What does such baptizing with water indicate?

It indicates that the old Adam in us should by daily contrition and repentance be drowned and die with all sins and evil desires, and that a new man should daily emerge and arise to live before God in righteousness and purity forever.

Where is this written?

St. Paul writes in Romans chapter 6: 'We were therefore buried with Him through Baptism into death in order that, just as Christ was raised from the dead through the glory of the Father, we too may live a new life.' Romans 6:4

Spread the Word

By sending Philip to the Ethiopian man God brought the Gospel into Africa. The Ethiopian man went back to Ethiopia rejoicing. In this rejoicing he no doubt spread the Word to his friends and fellow countrymen. Sharing the Word and baptizing one person spread the Gospel to so many people.

The same is true for us. We can make a difference by telling just one person about Jesus—and they tell someone, and they tell someone, and the pattern repeats until many people hear the message.
On a piece of  paper make a diagram that shows how starting with just one person can turn into so many people. Show one person telling two people and those two people telling two people and on and on until your paper is filled with people knowing Jesus!

Be Active

Acts 8:30 tells us that Philip ran up to the chariot.  
  • Run in your backyard or down the sidewalk, or jog in place.  
  • Go to a park or a track and run/jog/walk with your family.

Walk like a horse and chariot rider
  • 2 children or an adult and a child pair up and stand one in front of the other, pretending to be the horse and Ethiopian in the chariot. 
  • The first person reaches behind him to hold the hands of the second person, making “reins” with their arms. 
    • Pretend to walk down the rode from Jerusalem. 
    • If you have 4 or more people to do this, you can race your horse and chariots.
  • Wheelbarrow walking and races can also mimic horse and chariot riders.  
    • The person in the back holds the front person’s legs while the front person walks with his/her hands. 
    • See how fast or how far you can walk like this.  
    • Race if you have enough people.

Arts and Crafts

The Ethiopian man was reading a scroll – make one of your own.
  • A paper bag makes good scroll material or use any kind of paper.
    • Cut the paper bag or glue smaller paper together to make an 11 x 17 sheet (or any size rectangle will work!)
    • Use 2 approximately 12 inch dowels or rulers or even sticks from outside.
    • Glue (or tape) sticks to paper, one on each shorter side.
    • Write on the paper.
      • Use Isaiah 53:7-8, the verses the Ethiopian man was reading.
      • Use this week’s Bible verse: 'Faith comes from hearing, and hearing through the word of Christ.' Romans 10:17
      • Write your favorite Bible verse
      • For young children draw a picture, or write Jesus loves me.
    • Roll to make a scroll, and tie with ribbon



Dear Jesus, thank You for giving us people to help us understand the Bible and teach us about Your Word.
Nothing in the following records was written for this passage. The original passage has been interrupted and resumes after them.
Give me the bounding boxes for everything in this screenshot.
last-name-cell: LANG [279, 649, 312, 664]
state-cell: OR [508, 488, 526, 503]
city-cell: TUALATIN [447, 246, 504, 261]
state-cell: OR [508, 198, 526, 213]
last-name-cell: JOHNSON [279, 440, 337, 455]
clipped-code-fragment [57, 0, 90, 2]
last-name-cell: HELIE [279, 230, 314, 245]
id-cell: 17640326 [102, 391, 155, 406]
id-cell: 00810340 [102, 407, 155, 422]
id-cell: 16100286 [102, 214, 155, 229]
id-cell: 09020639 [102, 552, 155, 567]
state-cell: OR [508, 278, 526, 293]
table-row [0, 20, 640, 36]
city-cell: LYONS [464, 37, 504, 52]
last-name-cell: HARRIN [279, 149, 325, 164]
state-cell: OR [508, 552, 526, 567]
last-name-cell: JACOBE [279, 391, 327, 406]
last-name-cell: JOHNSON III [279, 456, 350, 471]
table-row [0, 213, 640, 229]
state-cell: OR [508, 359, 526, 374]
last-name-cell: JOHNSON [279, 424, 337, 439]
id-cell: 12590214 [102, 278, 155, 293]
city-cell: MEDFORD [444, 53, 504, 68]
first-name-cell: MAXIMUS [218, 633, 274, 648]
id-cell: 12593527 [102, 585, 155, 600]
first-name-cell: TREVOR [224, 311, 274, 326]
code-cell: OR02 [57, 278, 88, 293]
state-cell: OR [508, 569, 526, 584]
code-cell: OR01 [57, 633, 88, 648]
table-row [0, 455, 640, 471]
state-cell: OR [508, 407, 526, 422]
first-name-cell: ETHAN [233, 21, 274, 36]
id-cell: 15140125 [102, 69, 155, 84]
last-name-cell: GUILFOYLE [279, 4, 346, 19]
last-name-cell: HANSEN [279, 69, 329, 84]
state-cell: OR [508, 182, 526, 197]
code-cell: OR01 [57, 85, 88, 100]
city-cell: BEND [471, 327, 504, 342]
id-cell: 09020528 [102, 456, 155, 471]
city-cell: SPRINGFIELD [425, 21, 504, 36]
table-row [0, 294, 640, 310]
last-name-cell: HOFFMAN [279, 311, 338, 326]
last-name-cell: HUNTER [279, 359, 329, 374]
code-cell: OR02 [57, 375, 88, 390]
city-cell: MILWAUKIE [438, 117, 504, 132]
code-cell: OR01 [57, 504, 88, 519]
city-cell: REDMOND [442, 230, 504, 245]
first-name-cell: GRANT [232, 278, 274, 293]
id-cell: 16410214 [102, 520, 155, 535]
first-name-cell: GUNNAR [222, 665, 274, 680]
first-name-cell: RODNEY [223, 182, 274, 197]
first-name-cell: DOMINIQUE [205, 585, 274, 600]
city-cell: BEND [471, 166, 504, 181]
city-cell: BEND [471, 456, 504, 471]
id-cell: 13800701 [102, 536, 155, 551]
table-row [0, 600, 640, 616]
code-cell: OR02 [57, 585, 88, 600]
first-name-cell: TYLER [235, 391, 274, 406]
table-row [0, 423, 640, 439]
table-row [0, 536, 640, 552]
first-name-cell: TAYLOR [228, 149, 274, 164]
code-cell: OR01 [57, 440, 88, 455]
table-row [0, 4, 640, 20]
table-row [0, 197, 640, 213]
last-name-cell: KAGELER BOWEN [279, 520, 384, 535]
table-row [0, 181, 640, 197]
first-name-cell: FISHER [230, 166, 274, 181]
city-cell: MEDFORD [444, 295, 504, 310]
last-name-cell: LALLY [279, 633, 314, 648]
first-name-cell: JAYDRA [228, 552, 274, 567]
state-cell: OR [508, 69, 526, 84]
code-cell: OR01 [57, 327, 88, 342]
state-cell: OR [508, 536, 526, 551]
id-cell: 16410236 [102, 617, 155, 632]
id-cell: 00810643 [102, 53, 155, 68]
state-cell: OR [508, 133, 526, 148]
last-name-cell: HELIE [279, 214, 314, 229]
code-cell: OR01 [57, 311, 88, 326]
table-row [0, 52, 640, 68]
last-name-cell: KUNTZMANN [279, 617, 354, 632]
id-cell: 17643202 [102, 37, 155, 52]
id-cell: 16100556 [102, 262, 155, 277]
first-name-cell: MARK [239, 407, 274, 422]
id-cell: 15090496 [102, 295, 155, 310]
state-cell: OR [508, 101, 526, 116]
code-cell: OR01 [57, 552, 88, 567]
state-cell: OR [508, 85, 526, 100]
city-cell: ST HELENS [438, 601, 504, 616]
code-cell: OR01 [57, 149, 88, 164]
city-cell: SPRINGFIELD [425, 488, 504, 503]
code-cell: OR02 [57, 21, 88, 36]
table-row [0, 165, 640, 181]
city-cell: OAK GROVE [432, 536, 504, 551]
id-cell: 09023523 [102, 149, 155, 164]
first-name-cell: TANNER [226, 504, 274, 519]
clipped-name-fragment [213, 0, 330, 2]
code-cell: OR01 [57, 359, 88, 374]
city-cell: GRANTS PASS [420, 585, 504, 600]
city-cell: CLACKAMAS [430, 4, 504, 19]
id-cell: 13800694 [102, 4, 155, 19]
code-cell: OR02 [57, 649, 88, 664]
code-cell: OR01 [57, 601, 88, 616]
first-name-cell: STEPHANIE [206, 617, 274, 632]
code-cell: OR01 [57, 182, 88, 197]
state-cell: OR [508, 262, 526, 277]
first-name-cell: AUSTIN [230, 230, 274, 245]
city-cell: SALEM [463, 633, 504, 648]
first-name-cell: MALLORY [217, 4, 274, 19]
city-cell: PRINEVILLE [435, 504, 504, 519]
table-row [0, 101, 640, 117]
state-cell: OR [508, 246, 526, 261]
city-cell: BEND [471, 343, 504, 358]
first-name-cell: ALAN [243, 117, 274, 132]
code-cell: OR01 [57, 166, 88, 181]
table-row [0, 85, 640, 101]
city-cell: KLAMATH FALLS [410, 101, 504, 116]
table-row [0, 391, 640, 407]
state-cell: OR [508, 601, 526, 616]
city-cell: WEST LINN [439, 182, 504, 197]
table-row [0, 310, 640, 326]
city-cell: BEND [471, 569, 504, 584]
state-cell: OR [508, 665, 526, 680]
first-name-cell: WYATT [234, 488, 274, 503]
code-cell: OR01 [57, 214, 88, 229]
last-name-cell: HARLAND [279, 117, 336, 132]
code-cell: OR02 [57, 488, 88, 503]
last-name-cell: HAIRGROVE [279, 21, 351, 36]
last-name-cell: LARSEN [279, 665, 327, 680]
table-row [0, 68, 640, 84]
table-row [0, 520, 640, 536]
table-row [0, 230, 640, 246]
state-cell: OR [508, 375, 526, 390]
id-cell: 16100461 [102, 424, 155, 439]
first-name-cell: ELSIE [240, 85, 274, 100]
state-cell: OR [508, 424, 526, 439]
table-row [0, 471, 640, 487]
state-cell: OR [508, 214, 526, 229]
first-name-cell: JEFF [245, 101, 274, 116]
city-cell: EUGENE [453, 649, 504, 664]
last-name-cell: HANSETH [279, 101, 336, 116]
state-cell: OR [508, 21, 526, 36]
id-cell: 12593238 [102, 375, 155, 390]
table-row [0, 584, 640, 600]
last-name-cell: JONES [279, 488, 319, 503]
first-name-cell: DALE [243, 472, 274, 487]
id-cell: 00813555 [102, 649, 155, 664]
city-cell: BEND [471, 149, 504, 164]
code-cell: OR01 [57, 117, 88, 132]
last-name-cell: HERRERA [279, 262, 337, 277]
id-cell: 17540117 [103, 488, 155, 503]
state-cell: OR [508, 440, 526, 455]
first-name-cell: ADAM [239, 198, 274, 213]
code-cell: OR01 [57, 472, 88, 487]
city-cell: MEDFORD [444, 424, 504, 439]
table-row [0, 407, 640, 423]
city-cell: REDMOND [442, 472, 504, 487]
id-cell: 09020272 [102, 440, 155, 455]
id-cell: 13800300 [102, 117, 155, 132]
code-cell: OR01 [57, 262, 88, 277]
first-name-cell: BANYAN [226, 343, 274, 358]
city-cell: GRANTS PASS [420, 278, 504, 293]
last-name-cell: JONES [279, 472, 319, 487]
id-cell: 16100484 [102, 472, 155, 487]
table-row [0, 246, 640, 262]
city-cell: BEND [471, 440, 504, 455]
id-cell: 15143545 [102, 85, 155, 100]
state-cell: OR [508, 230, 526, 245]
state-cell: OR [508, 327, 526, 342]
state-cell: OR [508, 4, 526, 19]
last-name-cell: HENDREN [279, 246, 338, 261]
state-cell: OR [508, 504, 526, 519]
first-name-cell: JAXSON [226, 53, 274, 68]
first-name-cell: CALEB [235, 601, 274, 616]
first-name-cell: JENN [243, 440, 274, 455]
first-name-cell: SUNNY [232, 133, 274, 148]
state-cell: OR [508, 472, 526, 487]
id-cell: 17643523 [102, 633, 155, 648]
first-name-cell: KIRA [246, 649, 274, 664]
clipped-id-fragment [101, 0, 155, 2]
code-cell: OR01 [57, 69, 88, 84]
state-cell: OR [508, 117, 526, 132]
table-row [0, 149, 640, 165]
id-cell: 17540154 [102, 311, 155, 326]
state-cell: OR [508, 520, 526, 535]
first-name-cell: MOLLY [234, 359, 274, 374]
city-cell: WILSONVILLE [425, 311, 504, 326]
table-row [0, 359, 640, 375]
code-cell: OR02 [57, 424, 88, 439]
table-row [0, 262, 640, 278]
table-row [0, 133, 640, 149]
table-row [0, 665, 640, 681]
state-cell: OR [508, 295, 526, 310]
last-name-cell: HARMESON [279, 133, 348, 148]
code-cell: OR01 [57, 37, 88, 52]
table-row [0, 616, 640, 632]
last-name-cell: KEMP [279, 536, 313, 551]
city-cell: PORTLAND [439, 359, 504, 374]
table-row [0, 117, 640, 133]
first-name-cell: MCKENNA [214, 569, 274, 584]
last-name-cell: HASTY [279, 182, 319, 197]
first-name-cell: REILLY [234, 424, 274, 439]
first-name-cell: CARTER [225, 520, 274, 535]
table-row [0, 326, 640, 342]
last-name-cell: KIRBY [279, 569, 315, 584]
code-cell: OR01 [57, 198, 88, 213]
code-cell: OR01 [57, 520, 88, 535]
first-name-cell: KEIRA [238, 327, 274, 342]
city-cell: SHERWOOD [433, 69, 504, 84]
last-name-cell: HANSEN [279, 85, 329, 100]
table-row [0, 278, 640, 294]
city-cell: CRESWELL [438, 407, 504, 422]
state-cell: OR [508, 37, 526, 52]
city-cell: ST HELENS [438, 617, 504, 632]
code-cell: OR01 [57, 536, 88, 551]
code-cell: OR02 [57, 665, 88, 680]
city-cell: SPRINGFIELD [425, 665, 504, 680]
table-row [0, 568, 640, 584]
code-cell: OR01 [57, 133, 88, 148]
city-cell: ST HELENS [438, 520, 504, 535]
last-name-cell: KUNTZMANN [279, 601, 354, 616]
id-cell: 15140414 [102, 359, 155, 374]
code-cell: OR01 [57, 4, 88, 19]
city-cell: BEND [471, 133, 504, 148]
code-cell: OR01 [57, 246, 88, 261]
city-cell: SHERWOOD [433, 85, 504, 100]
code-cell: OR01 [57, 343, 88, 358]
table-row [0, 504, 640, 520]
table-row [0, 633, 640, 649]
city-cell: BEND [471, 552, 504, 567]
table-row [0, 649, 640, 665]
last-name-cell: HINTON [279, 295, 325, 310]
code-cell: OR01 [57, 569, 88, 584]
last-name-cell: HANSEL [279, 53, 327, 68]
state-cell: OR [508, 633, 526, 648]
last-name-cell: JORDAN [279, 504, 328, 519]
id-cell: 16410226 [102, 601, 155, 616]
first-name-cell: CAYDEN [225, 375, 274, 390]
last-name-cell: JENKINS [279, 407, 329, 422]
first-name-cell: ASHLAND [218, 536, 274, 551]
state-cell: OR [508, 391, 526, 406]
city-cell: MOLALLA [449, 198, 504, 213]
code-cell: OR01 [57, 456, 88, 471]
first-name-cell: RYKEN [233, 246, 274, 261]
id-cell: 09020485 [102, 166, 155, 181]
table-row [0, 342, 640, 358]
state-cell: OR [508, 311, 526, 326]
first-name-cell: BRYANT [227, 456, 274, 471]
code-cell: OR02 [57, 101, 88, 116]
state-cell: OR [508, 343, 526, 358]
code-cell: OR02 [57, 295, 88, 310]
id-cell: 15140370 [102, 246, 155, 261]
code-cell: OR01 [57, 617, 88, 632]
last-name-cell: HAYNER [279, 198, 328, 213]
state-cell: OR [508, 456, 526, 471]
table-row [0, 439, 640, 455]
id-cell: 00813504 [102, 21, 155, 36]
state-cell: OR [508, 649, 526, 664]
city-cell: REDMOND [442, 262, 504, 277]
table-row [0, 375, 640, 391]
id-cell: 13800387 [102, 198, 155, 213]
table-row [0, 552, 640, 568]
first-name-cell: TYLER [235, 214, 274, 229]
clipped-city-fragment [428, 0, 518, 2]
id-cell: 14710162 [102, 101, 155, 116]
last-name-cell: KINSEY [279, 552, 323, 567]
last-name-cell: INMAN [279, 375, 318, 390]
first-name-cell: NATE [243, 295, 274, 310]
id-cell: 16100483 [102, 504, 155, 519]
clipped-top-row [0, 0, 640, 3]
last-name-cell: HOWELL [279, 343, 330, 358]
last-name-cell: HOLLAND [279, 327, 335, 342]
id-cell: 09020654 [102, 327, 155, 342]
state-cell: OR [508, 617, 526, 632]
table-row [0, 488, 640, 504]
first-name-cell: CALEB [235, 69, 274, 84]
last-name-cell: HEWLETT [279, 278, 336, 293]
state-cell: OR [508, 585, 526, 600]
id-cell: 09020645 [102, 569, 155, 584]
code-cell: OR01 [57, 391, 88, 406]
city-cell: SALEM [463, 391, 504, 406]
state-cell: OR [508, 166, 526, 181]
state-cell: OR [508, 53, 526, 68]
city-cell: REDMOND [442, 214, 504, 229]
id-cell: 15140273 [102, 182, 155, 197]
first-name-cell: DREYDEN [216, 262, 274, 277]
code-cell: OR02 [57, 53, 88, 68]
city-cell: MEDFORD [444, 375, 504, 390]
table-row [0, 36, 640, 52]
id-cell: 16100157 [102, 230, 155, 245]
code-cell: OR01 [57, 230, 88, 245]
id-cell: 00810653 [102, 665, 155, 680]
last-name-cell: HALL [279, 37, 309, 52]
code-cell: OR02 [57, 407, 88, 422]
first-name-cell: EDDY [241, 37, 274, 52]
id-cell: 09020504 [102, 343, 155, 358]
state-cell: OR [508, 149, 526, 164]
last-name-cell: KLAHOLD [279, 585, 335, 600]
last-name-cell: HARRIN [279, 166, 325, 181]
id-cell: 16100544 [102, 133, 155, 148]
Thank You for Baptism, where You make us Your children. Help us to share the Gospel like Philip did with the Ethiopian. In Your name we pray, Jesus. Amen.

A Final Thought

This week, and always, think about yourself as a child of God!

Read 1 Peter 2:9–10. All believers in Christ are part of the people of God. Look at the descriptive words in these verses. What do these verses say about who you are as God’s chosen child?

Complete this sentence:
“Because I am God’s child, I am _____.”